Kasabian: West Ryder Pauper Lunatic Asylum

Today’s album review is brought to you by the medium of Excel Charts. I have ranked the first three Kasabian and Kaiser Chiefs albums and determined the following trend lines for both bands:

As can clearly be seen, despite a strong opening album by the Kaiser Chiefs, the gradual steady increase in quality of Kasabian’s output has caused the trend lines to cross in 2006 now giving them a clear lead .

Good work lads, great album. Stand out tracks include:

Where Did Our Love Go?
Fast Fuse
Take Aim (which includes a synthesiser that is evocative of Jeff Wayne’s Martians)
West Ryder Silver Bullet

Chickenfoot: Chickenfoot

Super Groups seldom live up to the sum of their constituent parts, let alone exceed it. Chikenfoot are a real super group and as such the sum of their impressive line-up is large.

Joe Satriani
Chad Smith (Red Hot Chilli Peppers)
Michael Anthony (Van Halen)
Sammy Hagar (Van Halen, Montrose, Solo)

With scorching Satriani guitar solos and great vocals from the Red Rocker himself it does indeed add up to an impressive package. They sound like their having fun too, nothing too over-produced or orchestrated, simply live jamming rock n roll the way its meant to be.

Equal to the sum of it parts, but not greater, but that’s still a lot.

Jarvis Cocker: Further Complications

This is easily Cocker’s best work since Pulp released Different Class way back in 1995. Cocker’s distinctive voice ensures there’s plenty of Pulp parallels in this album, but there’s a stronger, quirkier and perhaps rockier thing going on here too that evoke early Roxy Music albums, especially tracks like “Homewrecker!”

“Leftover” contains my favourite opening lyric of the year so far: “I met her at the museum of palaeontology. And I make no bones about it”. The song has a very Pulp-like chorus consisting of a pause followed by three sharp drumbeats that you just have to drum along to. If you see someone on the tube hitting an invisible drum in the air three times in quick succession, chances are there listening to this song on their iPod. This track also includes the following line that also tickled me: “He says he loves you like a sister, well I guess, I guess that’s relative”.

The title track and album opener is a fast paced romp with an uncomplicated recurring guitar riff. The guitar riff and slow wind down at the end of the track reminded me a little of the first Devo album. Anybody else out there buy that?

“Angela” is very much an old school sub 3-minute rock number with Jagger styled handclaps and lashings of treble.

I’m no going to go through all the tracks here but “Pilchard”, Fuckingsong” are also superb. This is a buyer not just a free downloader from The Pirate Bay.

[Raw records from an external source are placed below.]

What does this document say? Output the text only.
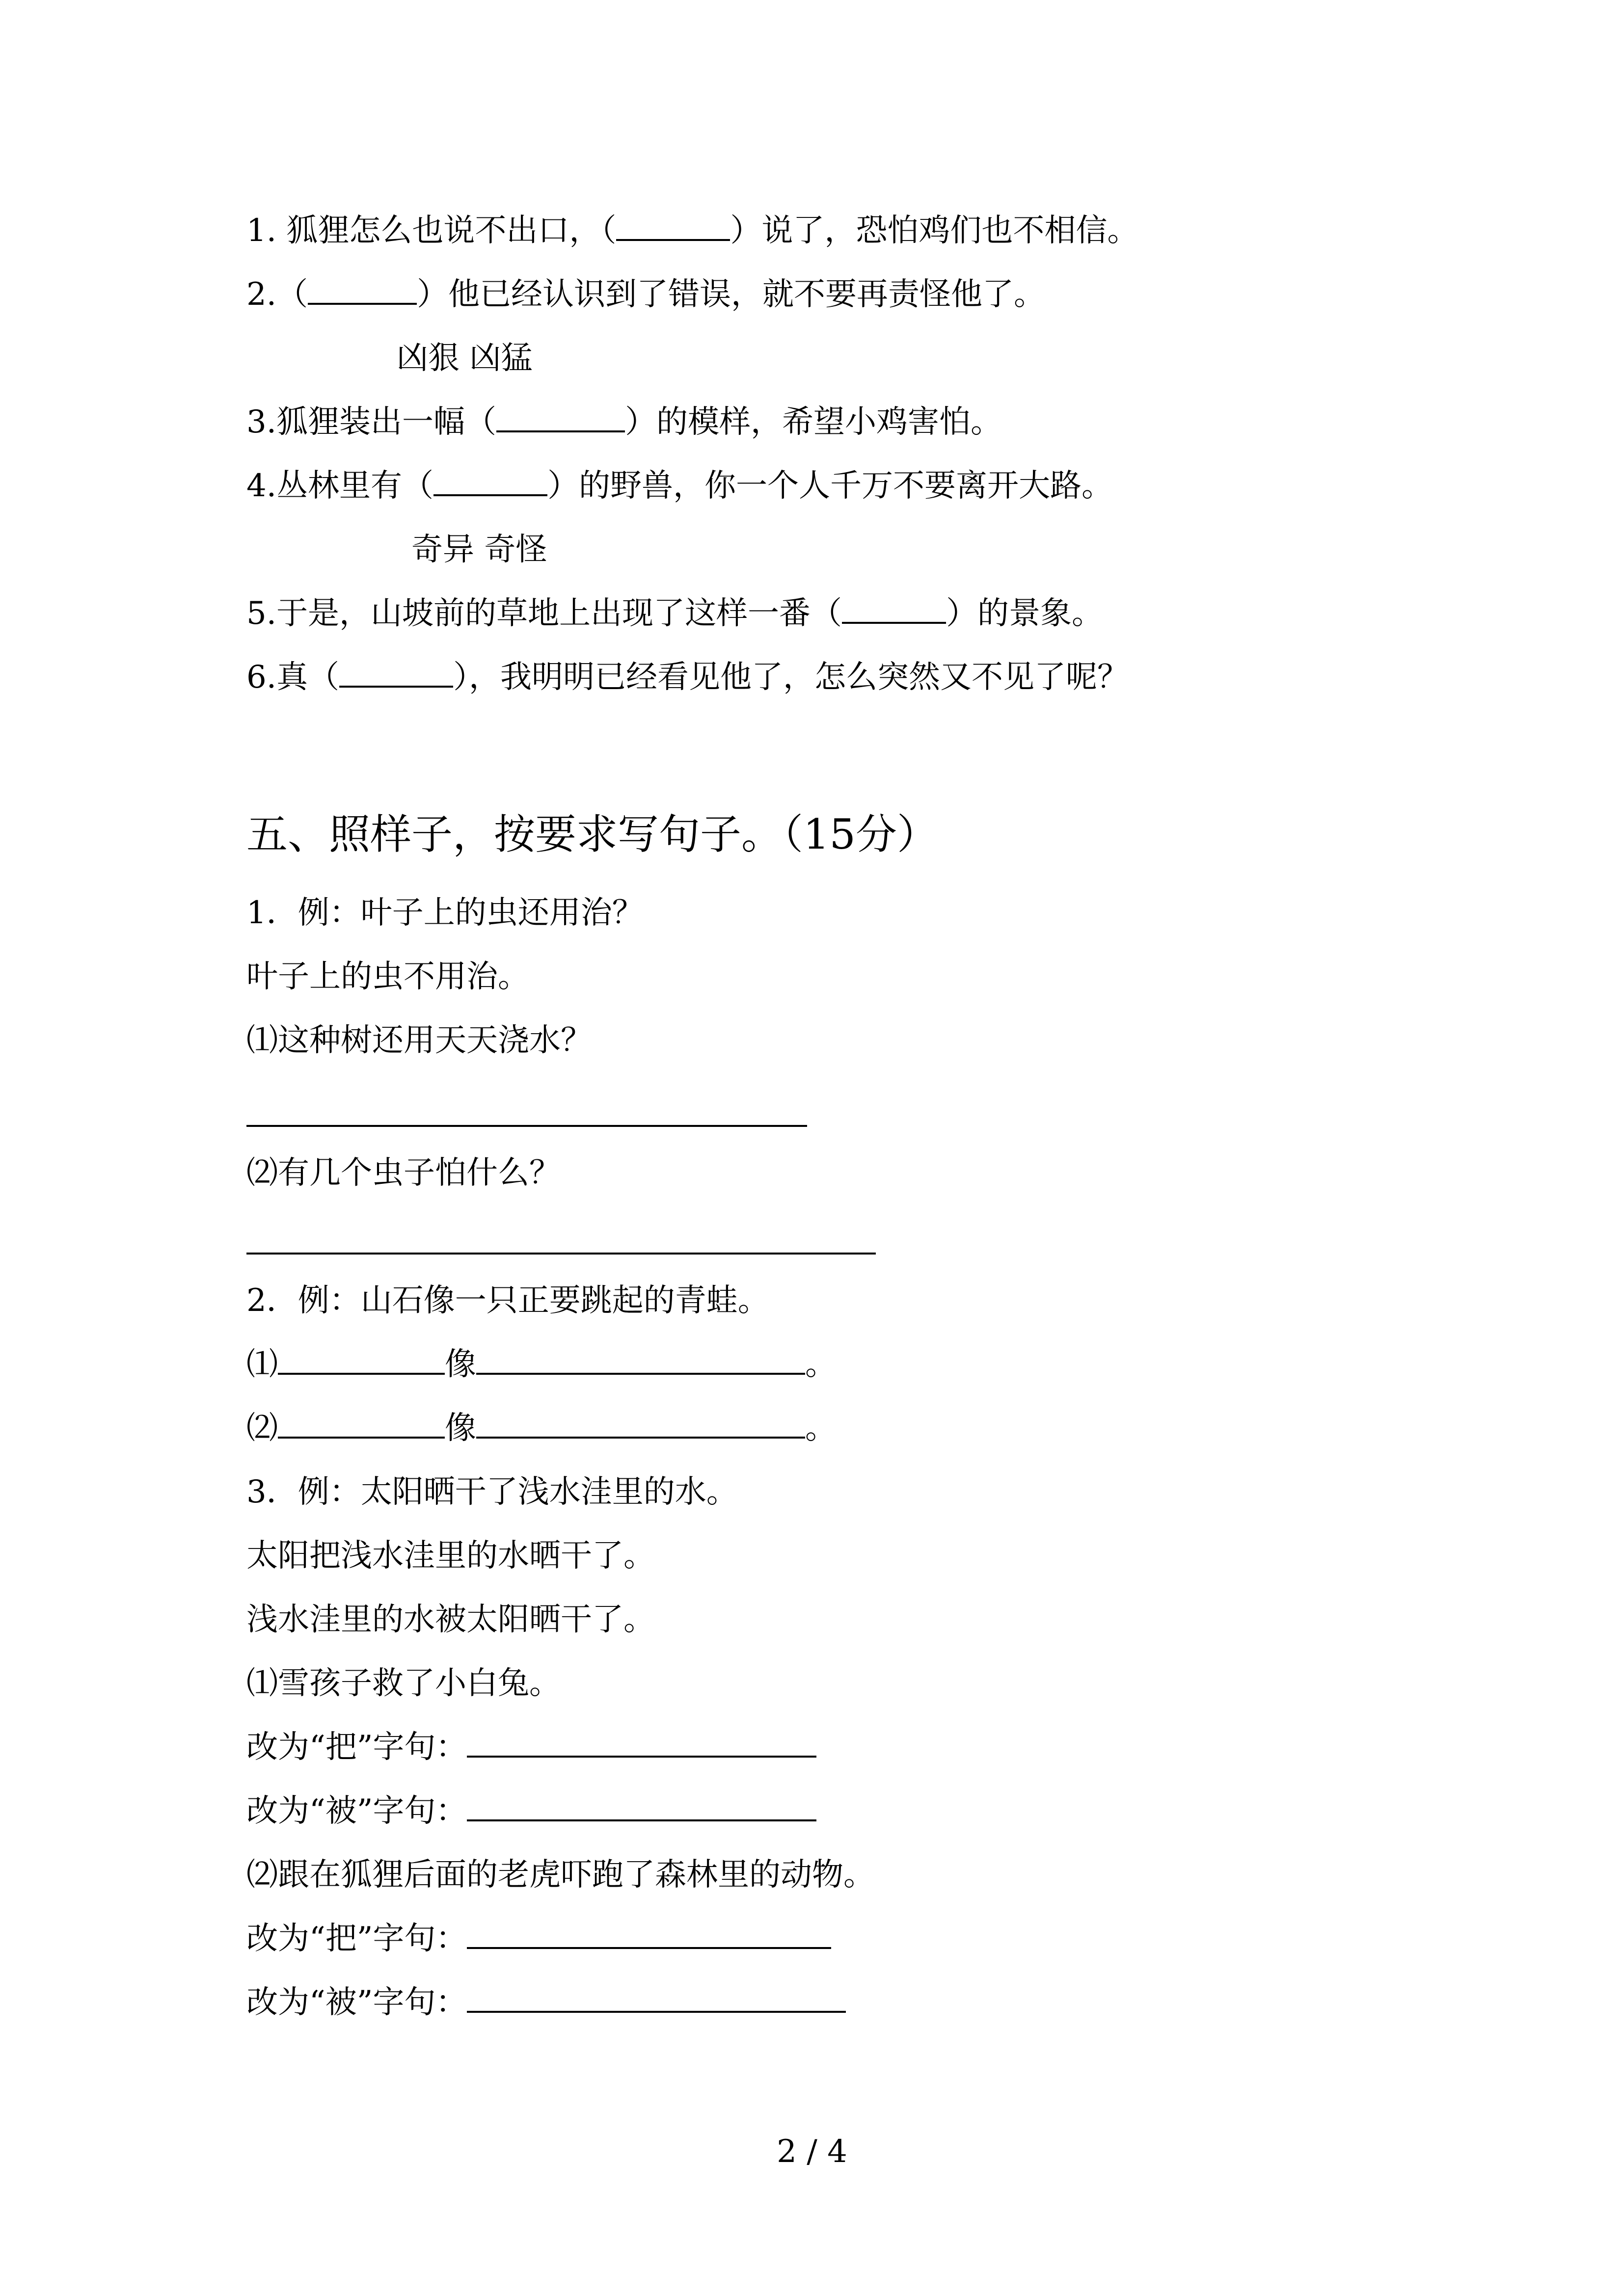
1. 狐狸怎么也说不出口，（	）说了，恐怕鸡们也不相信。
2.（	）他已经认识到了错误，就不要再责怪他了。
凶狠 凶猛
3.狐狸装出一幅（	）的模样，希望小鸡害怕。
4.丛林里有（	）的野兽，你一个人千万不要离开大路。
奇异 奇怪
5.于是，山坡前的草地上出现了这样一番（	）的景象。
6.真（	），我明明已经看见他了，怎么突然又不见了呢？
五、照样子，按要求写句子。（15分）
1．例：叶子上的虫还用治？
叶子上的虫不用治。
⑴这种树还用天天浇水？
⑵有几个虫子怕什么？
2．例：山石像一只正要跳起的青蛙。
⑴	像	。
⑵	像	。
3．例：太阳晒干了浅水洼里的水。
太阳把浅水洼里的水晒干了。
浅水洼里的水被太阳晒干了。
⑴雪孩子救了小白兔。
改为“把”字句：
改为“被”字句：
⑵跟在狐狸后面的老虎吓跑了森林里的动物。
改为“把”字句：
改为“被”字句：
2 / 4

Joe Bonamassa: The Ballad of John Henry

Don’t you just love it when someone lends you a CD of someone you’ve never heard of that they think you might like, and it turns out to be a real gem? This is one such album. Joe Bonamassa may only have been born in 1977, but his blues-rock style has clearly been influenced by those eminent British Blues Rock aficionados of the late 60’s (Beck, Page, Clapton, Green, Kossof, Mayall). “The Ballad of John Henry” is in fact Bonamassa’s 9th official release, which means I have a bit of catching up to do on his back catalogue.

The title track at the top of the album sets the standard of stonking blues with its solid riff, clanking chains and string orchestration that could augment Zeppelin’s Kashmir.

After the self-penned opener, we move to a cover of Sam Brown’s 1989 classic, “Stop”. The extended outro compliments an already fabulous song with Jeff Healey like guitar work.

“The Great Flood” is a slow blues number that draws strong comparisons with Gary Moore, it builds up slowly to that crisp clean guitar solo emphasising each perfect squealing note. A return guitar solo at the end of the track is accompanied by a saxophone that would have been at home on Rogers’ “Pros and Con’s of Hitch Hiking”.

Although, I’ve only really covered 3 tracks, I could have picked on any three, as there’s no chuff on this album. Before finishing up I’ll just bandy about a few more names: Rory Gallagher, Stevie Ray Vaughan, BB King, Albert Collins, and Muddy Waters. If any of those names mean anything to you, then you should really check out this album.